Data Driven: Truckers, Technology, and the New Workplace Surveillance
Digital enforcement of rules intended to combat truck driver fatigue erodes drivers’ autonomy without reducing accidents. Truckers are paid by the mile, creating incentives for overwork.
Digital enforcement of legal rules may be ineffective if policymakers do not address more fundamental economic problems.
- Digital enforcement is the use of technology to enforce legal or organizational rules; however, human society cannot function without some rule-breaking.
- Workplace surveillance today is far more extensive than in the past.
- Very detailed data is collected from physical movements or from social media.
- Decisions are made by opaque automated systems.
- Boundaries between work and social life are blurred.
- Truckers are paid by the mile, giving them the incentive to drive when tired; in 2017, the federal government required the installation of electronic logging devices (ELDs) in commercial vehicles to combat driver fatigue, rather than addressing problems with drivers’ pay.
- Following the deregulation of trucking, truckers no longer earned hourly pay for nondriving time, and the law does not require payment of overtime.
- Truckers are exempt from the Fair Labor Standards Act.
- The power of transport unions declined with deregulation.

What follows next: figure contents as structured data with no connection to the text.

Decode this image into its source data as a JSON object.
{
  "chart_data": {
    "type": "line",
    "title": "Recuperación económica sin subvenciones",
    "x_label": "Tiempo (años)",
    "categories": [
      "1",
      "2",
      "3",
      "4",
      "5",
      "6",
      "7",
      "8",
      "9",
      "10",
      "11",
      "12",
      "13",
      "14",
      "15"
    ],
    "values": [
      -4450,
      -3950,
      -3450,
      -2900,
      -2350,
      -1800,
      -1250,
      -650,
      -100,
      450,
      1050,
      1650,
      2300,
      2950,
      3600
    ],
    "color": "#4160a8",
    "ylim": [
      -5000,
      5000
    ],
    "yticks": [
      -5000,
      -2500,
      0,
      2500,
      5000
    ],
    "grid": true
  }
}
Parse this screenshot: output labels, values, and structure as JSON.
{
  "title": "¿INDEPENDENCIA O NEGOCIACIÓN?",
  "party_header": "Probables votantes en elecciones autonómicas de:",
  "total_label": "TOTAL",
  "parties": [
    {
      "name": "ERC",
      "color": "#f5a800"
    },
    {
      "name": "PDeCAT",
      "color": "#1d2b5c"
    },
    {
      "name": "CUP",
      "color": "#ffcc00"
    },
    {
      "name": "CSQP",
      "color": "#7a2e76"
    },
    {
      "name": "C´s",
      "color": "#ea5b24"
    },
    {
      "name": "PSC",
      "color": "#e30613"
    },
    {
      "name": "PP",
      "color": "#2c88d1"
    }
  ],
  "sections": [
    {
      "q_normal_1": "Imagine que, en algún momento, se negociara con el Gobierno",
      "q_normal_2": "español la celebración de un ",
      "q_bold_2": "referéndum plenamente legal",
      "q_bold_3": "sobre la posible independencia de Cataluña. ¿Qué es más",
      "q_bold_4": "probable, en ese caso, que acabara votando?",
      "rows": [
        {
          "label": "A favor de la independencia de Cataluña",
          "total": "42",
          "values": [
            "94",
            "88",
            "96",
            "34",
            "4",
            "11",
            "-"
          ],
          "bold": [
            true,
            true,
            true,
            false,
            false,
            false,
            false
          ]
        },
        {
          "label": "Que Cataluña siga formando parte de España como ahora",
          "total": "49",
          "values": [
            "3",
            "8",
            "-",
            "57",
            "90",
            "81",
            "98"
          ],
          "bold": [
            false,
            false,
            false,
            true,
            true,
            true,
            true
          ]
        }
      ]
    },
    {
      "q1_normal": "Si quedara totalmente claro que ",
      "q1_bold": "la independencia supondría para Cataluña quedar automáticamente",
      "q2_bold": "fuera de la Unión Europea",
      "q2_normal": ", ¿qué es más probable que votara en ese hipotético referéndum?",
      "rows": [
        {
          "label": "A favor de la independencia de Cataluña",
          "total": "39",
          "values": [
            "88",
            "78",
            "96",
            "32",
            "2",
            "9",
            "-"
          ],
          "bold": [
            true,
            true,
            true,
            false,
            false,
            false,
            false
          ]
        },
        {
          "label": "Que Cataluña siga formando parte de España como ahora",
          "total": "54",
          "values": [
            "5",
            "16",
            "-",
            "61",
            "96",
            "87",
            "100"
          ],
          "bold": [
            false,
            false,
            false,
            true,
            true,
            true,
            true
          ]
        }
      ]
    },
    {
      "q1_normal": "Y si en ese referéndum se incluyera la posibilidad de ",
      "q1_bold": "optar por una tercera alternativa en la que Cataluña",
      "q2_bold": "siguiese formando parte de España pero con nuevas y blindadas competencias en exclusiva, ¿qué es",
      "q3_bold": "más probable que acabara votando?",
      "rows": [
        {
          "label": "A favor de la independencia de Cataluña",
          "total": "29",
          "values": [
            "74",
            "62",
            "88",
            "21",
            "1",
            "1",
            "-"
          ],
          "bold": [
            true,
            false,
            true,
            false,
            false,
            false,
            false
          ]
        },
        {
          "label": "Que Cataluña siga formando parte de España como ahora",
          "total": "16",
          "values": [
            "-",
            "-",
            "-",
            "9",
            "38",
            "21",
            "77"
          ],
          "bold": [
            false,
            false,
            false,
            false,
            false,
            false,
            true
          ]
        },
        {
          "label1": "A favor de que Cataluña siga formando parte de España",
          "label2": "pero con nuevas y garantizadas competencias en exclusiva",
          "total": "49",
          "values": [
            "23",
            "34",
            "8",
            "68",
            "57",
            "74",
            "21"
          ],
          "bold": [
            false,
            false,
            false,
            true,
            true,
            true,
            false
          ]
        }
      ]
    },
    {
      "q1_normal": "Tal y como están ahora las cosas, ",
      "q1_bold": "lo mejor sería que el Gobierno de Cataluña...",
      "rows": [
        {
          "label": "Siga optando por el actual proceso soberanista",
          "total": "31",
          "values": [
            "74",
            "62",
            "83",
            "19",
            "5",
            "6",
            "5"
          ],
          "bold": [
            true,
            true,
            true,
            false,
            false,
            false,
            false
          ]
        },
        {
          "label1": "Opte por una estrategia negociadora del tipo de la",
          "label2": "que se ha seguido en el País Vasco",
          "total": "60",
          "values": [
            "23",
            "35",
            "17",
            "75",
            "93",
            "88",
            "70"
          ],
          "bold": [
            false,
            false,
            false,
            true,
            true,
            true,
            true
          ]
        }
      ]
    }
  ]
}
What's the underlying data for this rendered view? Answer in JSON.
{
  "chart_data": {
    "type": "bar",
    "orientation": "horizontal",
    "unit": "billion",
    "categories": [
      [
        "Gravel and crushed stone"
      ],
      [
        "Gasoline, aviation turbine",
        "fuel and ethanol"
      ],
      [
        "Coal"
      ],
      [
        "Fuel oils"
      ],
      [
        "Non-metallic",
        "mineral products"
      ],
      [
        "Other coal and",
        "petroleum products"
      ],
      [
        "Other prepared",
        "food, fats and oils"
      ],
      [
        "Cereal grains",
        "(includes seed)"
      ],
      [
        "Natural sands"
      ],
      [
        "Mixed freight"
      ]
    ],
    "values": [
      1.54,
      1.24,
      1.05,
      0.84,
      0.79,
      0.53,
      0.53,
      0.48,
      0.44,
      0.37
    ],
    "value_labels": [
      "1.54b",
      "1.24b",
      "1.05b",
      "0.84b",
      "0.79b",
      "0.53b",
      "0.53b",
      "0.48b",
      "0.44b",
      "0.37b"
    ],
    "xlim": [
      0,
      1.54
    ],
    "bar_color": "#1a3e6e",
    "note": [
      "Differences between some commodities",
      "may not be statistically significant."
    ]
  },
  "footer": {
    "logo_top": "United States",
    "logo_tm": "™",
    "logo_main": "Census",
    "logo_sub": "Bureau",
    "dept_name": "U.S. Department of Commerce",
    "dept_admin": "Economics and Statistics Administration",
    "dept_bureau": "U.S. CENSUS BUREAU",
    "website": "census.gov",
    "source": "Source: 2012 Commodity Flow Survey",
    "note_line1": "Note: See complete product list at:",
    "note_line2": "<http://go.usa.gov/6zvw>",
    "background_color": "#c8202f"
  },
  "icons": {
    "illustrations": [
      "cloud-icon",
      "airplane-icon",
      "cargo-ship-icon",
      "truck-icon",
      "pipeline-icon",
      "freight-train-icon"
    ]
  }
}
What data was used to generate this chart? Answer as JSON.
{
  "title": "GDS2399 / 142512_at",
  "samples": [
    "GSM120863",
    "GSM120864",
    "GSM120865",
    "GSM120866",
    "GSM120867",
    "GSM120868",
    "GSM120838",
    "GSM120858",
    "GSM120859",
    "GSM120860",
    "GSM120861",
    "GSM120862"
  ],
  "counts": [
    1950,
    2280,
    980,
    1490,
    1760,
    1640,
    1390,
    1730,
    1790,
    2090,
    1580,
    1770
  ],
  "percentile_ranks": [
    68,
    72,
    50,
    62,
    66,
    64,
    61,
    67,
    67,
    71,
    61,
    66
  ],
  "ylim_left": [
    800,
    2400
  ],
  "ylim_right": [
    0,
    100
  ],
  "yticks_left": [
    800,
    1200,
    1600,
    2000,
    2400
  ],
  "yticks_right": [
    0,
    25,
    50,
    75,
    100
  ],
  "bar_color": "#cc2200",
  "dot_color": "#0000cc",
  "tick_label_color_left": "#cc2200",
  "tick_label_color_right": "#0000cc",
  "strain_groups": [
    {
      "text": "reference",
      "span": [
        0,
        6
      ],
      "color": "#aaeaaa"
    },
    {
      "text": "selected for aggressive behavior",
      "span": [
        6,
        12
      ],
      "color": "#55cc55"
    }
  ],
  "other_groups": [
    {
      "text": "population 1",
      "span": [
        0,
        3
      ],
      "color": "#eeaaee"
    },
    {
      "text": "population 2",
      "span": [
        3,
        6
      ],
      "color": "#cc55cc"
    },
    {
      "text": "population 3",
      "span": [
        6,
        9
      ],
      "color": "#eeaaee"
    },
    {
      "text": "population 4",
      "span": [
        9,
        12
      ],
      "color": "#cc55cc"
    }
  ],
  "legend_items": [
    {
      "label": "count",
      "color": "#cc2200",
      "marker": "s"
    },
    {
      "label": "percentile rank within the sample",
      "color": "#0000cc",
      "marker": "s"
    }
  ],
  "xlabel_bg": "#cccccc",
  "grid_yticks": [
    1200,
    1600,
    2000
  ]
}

- Truckers opposed ELDs as an affront to their independence; the courts rejected challenges to ELDs based on the theory that the mandate amounted to a warrantless search.
- The ELD mandate did not decrease trucker crashes because drivers now take fewer breaks, worried they will run out of time to deliver their loads.
- Digital monitoring changes how truckers are managed by their companies; dispatchers give drivers more fine-grained instructions, eroding the drivers’ autonomy and discretion.
- Police, truckers, and other workers subjected to surveillance often try to evade the monitors; in particular, truckers resist ELD monitoring using the following methods:
- Physically tampering with the system, perhaps by writing over the lens with a marker.
- By editing the software or hacking the system to distort the captured data.
- By logging in as another user.
- Many older, experienced drivers have left the industry.
- Autonomous vehicles might gradually replace human drivers, but cannot do this easily, as human drivers do much more than just driving.
- Robots could handle routine driving in good conditions, with the human driver taking over in crowded areas or in bad weather.
- Alternately, transport firms could adopt a network coordination model, using robots for long-haul transport and truckers for local trips.
- Digital enforcement of rules allowed policymakers and firms to ignore real problems in the trucking industry; policymakers should focus on social and institutional arrangements around technology, not on the technology itself.